Les responsabilités internationales

Sans nier la responsabilité des factions palestiniennes dans le chaos actuel, il est impossible de ne pas voir la grande influence exercée par les Etats-Unis et l’Union européenne notamment. Des conditions ont été fixées pour la reprise de l’aide, dont la reconnaissance par Hamas de l’État d’Israël, l’arrêt de la résistance militaire et le respect des accords passés. En fin de compte, l’approche de Washington est ambiguë. On tente de soutenir le Président Abbas pour faire contrepoids à Hamas, mais lorsque celui-ci demande la reprise de l’aide pour alléger la souffrance de la population palestinienne, son message n’est pas entendu. Entre-temps, l’Union européenne a devant la catastrophe en cours redémarré une partie de ses programmes d’aide. Ainsi depuis le début de 2007, le gouvernement palestinien a pu payer les salaires courants d’environ 75% des employés de l’État (les salaires non-payés des 12 mois précédents restent en attente).

Des espoirs

Réunis à La Mecque au début de l’année, les dirigeants du Fatah et du Hamas sont parvenus à un accord pour mettre fin à ce qui pourrait devenir une véritable guerre civile et à former un gouvernement d’unité nationale. Sous la pression des pays arabes et avec l’encouragement de certains pays européens (dont la Russie), le Président Mahmoud Abbas et le chef du Hamas Khaled Mashal ont accepté de former un nouveau gouvernement. Parallèlement, les dirigeants palestiniens ont été fortement sollicités par des représentants de toutes les factions politiques et de la société civile (dont le docteur Barghouti) pour trouver un terrain d’entente et éviter le pire. Sans reconnaître l’État d’Israël comme tel, Hamas affirme explicitement son appui aux accords signés à date et reconnaît que l’autorité suprême pour parvenir à une paix durable est l’Organisation pour la libération de la Palestine (OLP), dominée par le Fatah. Selon Khaled Maschal, « la réalité est qu’Israël existe sur le territoire palestinien. C’est un fait qu’il va demeurer un État nommé Israël ».

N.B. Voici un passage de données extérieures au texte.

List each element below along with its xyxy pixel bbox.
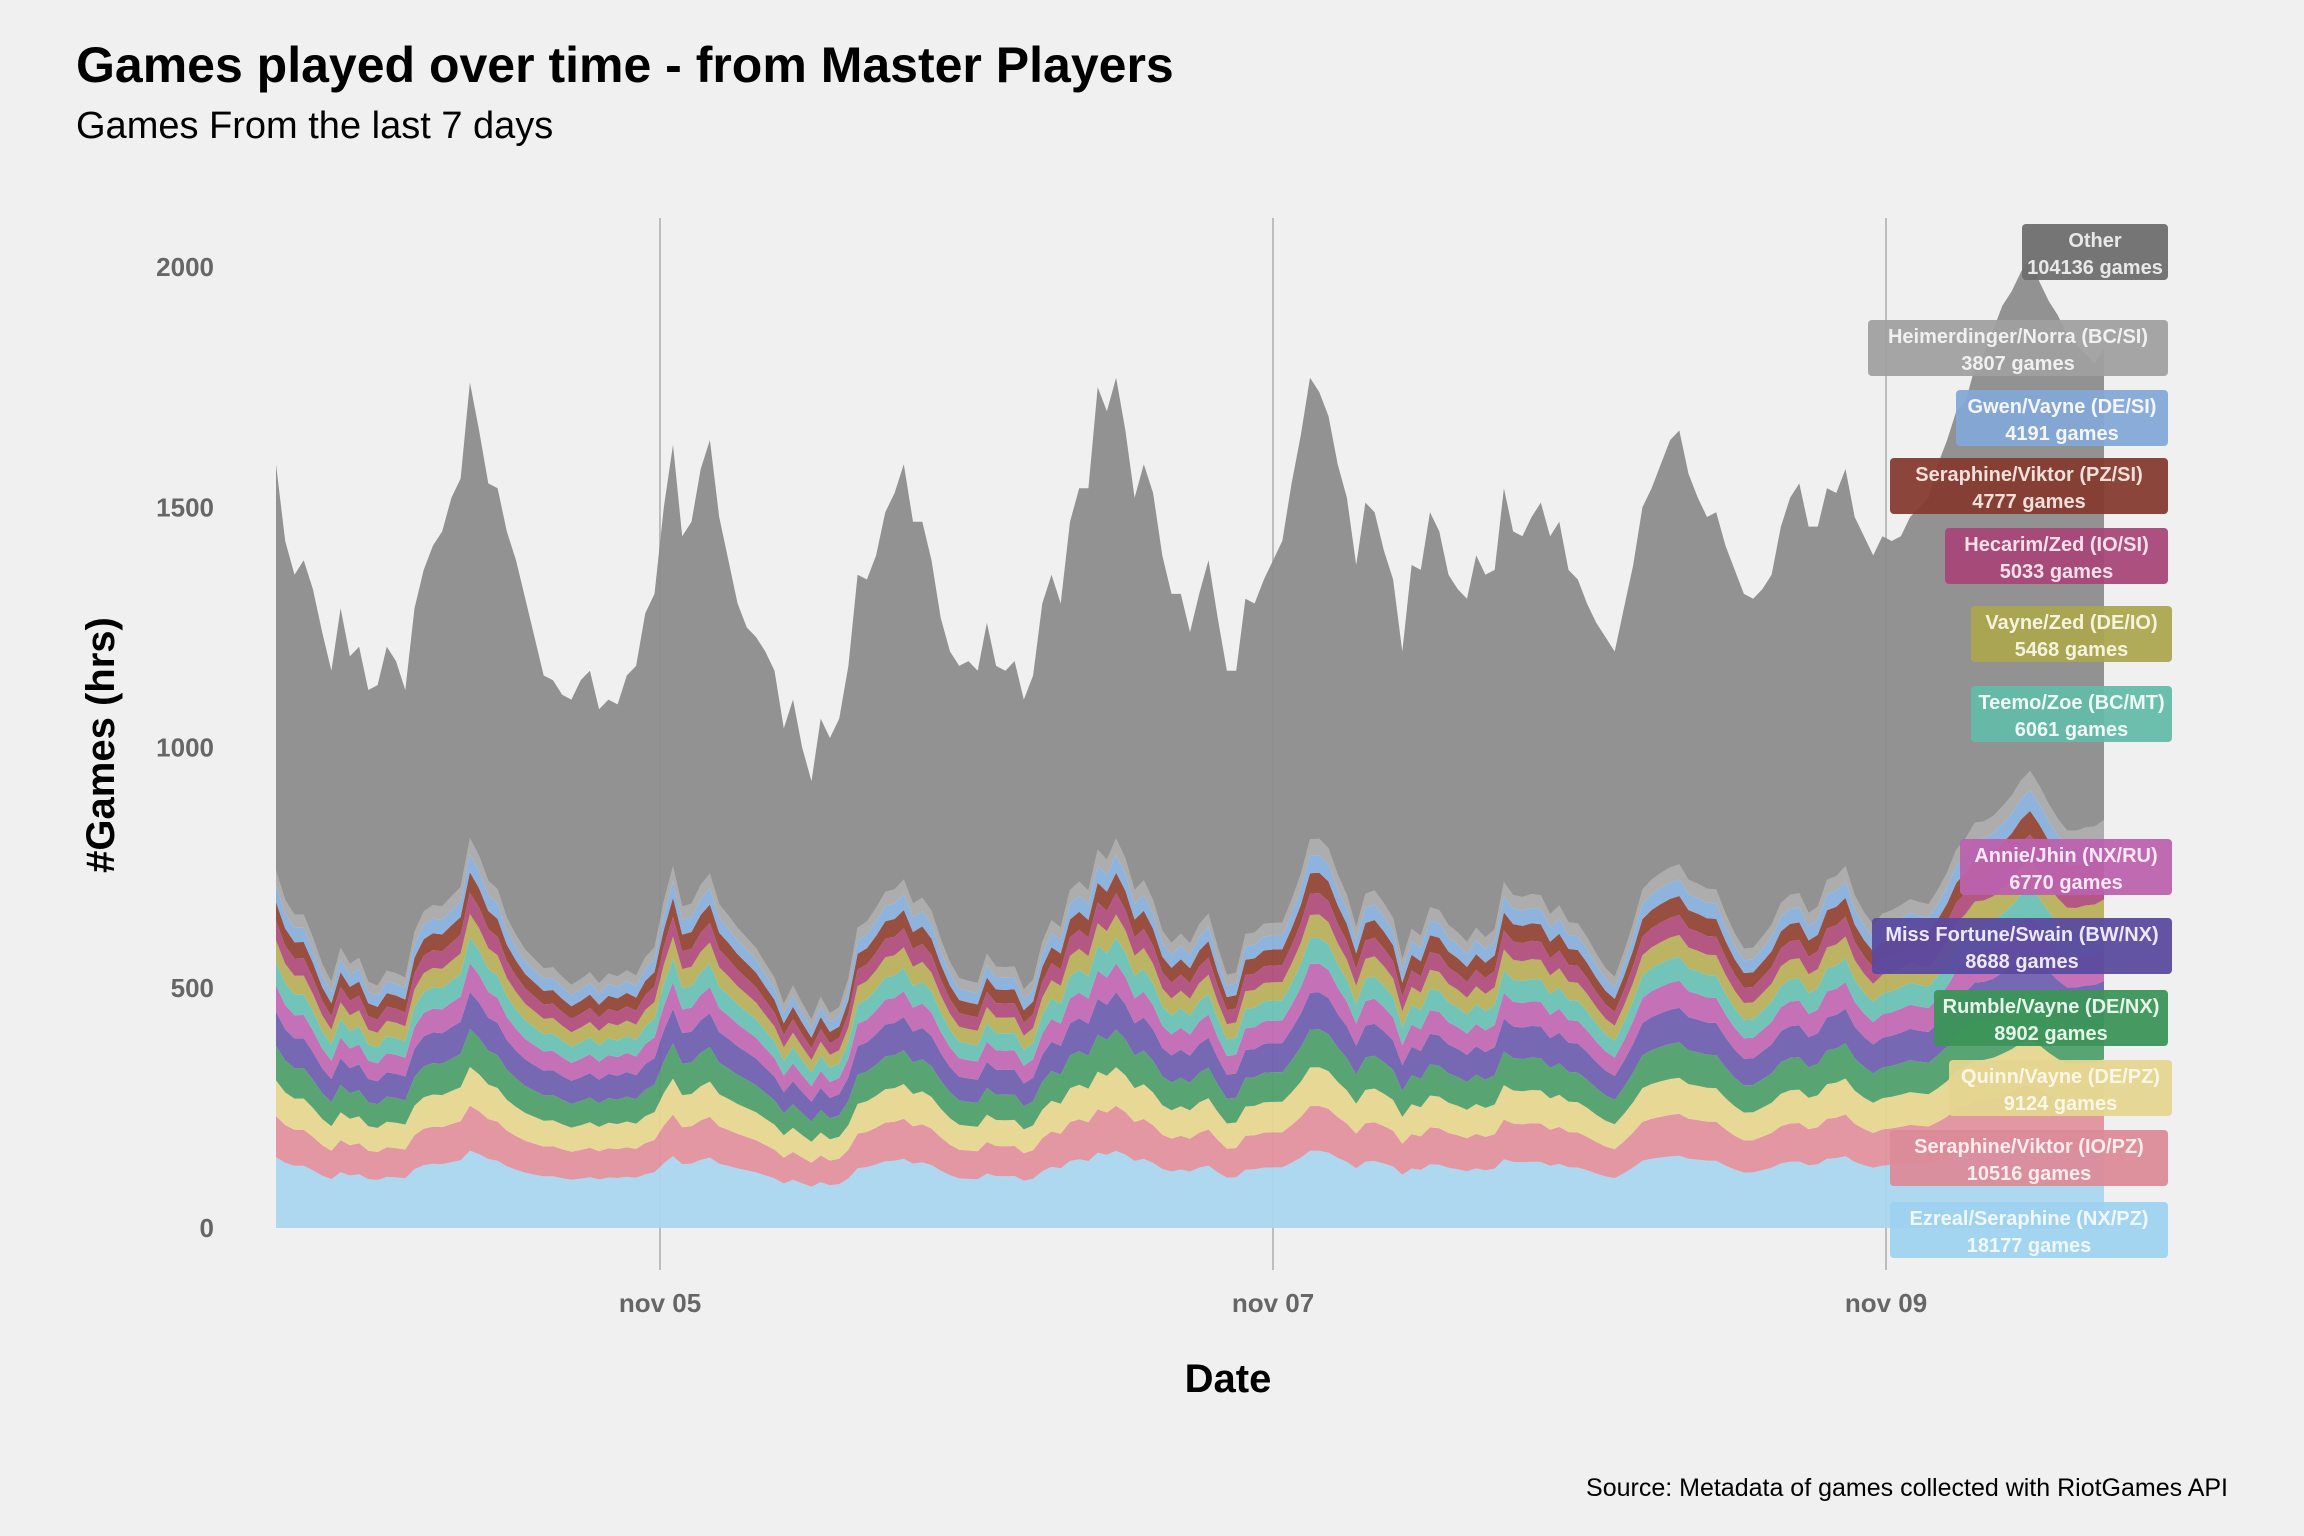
- label-miss-fortune-swain-bw-nx: Miss Fortune/Swain (BW/NX) 8688 games: [1872, 918, 2172, 974]
- area-other: [276, 257, 2104, 1020]
- label-value: 4191 games: [2005, 423, 2118, 445]
- label-other: Other 104136 games: [2022, 224, 2168, 280]
- label-annie-jhin-nx-ru: Annie/Jhin (NX/RU) 6770 games: [1960, 839, 2172, 895]
- x-tick-3: nov 09: [1845, 1288, 1927, 1318]
- label-box: [1890, 1202, 2168, 1258]
- label-box: [1872, 918, 2172, 974]
- label-quinn-vayne-de-pz: Quinn/Vayne (DE/PZ) 9124 games: [1949, 1060, 2172, 1116]
- label-value: 9124 games: [2004, 1093, 2117, 1115]
- label-value: 6061 games: [2015, 719, 2128, 741]
- label-title: Other: [2068, 230, 2122, 252]
- label-value: 5468 games: [2015, 639, 2128, 661]
- y-tick-2000: 2000: [156, 252, 214, 282]
- chart-subtitle: Games From the last 7 days: [76, 105, 553, 147]
- x-tick-1: nov 05: [619, 1288, 701, 1318]
- x-axis-title: Date: [1185, 1357, 1272, 1401]
- y-axis-title: #Games (hrs): [79, 617, 123, 873]
- area-ezreal-seraphine-nx-pz: [276, 1137, 2104, 1228]
- label-box: [1868, 320, 2168, 376]
- label-value: 18177 games: [1967, 1235, 2092, 1257]
- label-box: [1945, 528, 2168, 584]
- label-title: Seraphine/Viktor (IO/PZ): [1914, 1136, 2144, 1158]
- label-title: Seraphine/Viktor (PZ/SI): [1915, 464, 2142, 486]
- label-heimerdinger-norra-bc-si: Heimerdinger/Norra (BC/SI) 3807 games: [1868, 320, 2168, 376]
- label-teemo-zoe-bc-mt: Teemo/Zoe (BC/MT) 6061 games: [1971, 686, 2172, 742]
- area-quinn-vayne-de-pz: [276, 1039, 2104, 1163]
- area-seraphine-viktor-io-pz: [276, 1084, 2104, 1187]
- y-tick-500: 500: [171, 973, 214, 1003]
- label-box: [1890, 458, 2168, 514]
- label-box: [1971, 606, 2172, 662]
- label-ezreal-seraphine-nx-pz: Ezreal/Seraphine (NX/PZ) 18177 games: [1890, 1202, 2168, 1258]
- chart-title: Games played over time - from Master Pla…: [76, 37, 1174, 93]
- label-gwen-vayne-de-si: Gwen/Vayne (DE/SI) 4191 games: [1956, 390, 2168, 446]
- label-value: 4777 games: [1972, 491, 2085, 513]
- label-title: Annie/Jhin (NX/RU): [1974, 845, 2157, 867]
- x-axis-ticks: nov 05 nov 07 nov 09: [619, 1288, 1927, 1318]
- label-value: 3807 games: [1961, 353, 2074, 375]
- label-seraphine-viktor-pz-si: Seraphine/Viktor (PZ/SI) 4777 games: [1890, 458, 2168, 514]
- label-box: [1890, 1130, 2168, 1186]
- y-tick-0: 0: [200, 1213, 214, 1243]
- label-value: 5033 games: [2000, 561, 2113, 583]
- label-seraphine-viktor-io-pz: Seraphine/Viktor (IO/PZ) 10516 games: [1890, 1130, 2168, 1186]
- label-box: [1949, 1060, 2172, 1116]
- series-labels: Other 104136 games Heimerdinger/Norra (BC/…: [1868, 224, 2172, 1258]
- label-box: [1956, 390, 2168, 446]
- label-vayne-zed-de-io: Vayne/Zed (DE/IO) 5468 games: [1971, 606, 2172, 662]
- label-box: [2022, 224, 2168, 280]
- y-axis-ticks: 0 500 1000 1500 2000: [156, 252, 214, 1243]
- chart-caption: Source: Metadata of games collected with…: [1586, 1474, 2228, 1502]
- label-title: Ezreal/Seraphine (NX/PZ): [1910, 1208, 2149, 1230]
- label-value: 8902 games: [1994, 1023, 2107, 1045]
- label-title: Vayne/Zed (DE/IO): [1985, 612, 2157, 634]
- label-title: Miss Fortune/Swain (BW/NX): [1885, 924, 2158, 946]
- label-rumble-vayne-de-nx: Rumble/Vayne (DE/NX) 8902 games: [1934, 990, 2168, 1046]
- label-box: [1971, 686, 2172, 742]
- label-value: 8688 games: [1965, 951, 2078, 973]
- label-title: Gwen/Vayne (DE/SI): [1968, 396, 2157, 418]
- label-title: Rumble/Vayne (DE/NX): [1943, 996, 2160, 1018]
- y-tick-1500: 1500: [156, 492, 214, 522]
- label-value: 10516 games: [1967, 1163, 2092, 1185]
- area-layers: [276, 257, 2104, 1228]
- y-tick-1000: 1000: [156, 733, 214, 763]
- label-title: Teemo/Zoe (BC/MT): [1978, 692, 2164, 714]
- label-hecarim-zed-io-si: Hecarim/Zed (IO/SI) 5033 games: [1945, 528, 2168, 584]
- label-title: Heimerdinger/Norra (BC/SI): [1888, 326, 2148, 348]
- label-value: 104136 games: [2027, 257, 2163, 279]
- label-title: Hecarim/Zed (IO/SI): [1964, 534, 2149, 556]
- label-box: [1960, 839, 2172, 895]
- x-tick-2: nov 07: [1232, 1288, 1314, 1318]
- label-box: [1934, 990, 2168, 1046]
- label-value: 6770 games: [2009, 872, 2122, 894]
- label-title: Quinn/Vayne (DE/PZ): [1961, 1066, 2160, 1088]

Un changement est nécessaire

Il est clair que le consensus palestinien reprécisé à La Mecque affirme la nécessité de redémarrer le processus de paix. Nonobstant l’histoire et la rhétorique du mouvement islamiste, Hamas appartient à la dynamique palestinienne qui est unanime sur l’objectif de créer un État palestinien indépendant sur les territoires occupés par Israël en 1967 (28% de la Palestinien historique) et de vivre en coexistence pacifique avec l’État israélien. Seulement, les Palestiniens attendent en contrepartie la fin de l’occupation qui se renforce sous l’impact des colonies de peuplement et du Mur de l’apartheid qui segmente le territoire palestinien en « cantons » isolés les uns des autres. Ils veulent aussi que cesse la répression féroce contre la population civile et qui conduit aux « punitions collectives » comme les tirs contre les civils et la destruction de l’infrastructure et de l’économie palestinienne. Devant cela, la communauté internationale serait bien avisée d’appuyer la mise en place du gouvernement d’unité nationale proposé par le Président Abbas et les chefs de Hamas. Il faudrait parallèlement tout de suite reprendre les programmes d’aide. Enfin, il faudrait faire pression sur Ehud Olmert pour que de son côté, le gouvernement israélien relance la dynamique de négociation en précisant une fois pour toutes que le principe de base ne peut qu’être le suivant : « la paix contre les territoires ».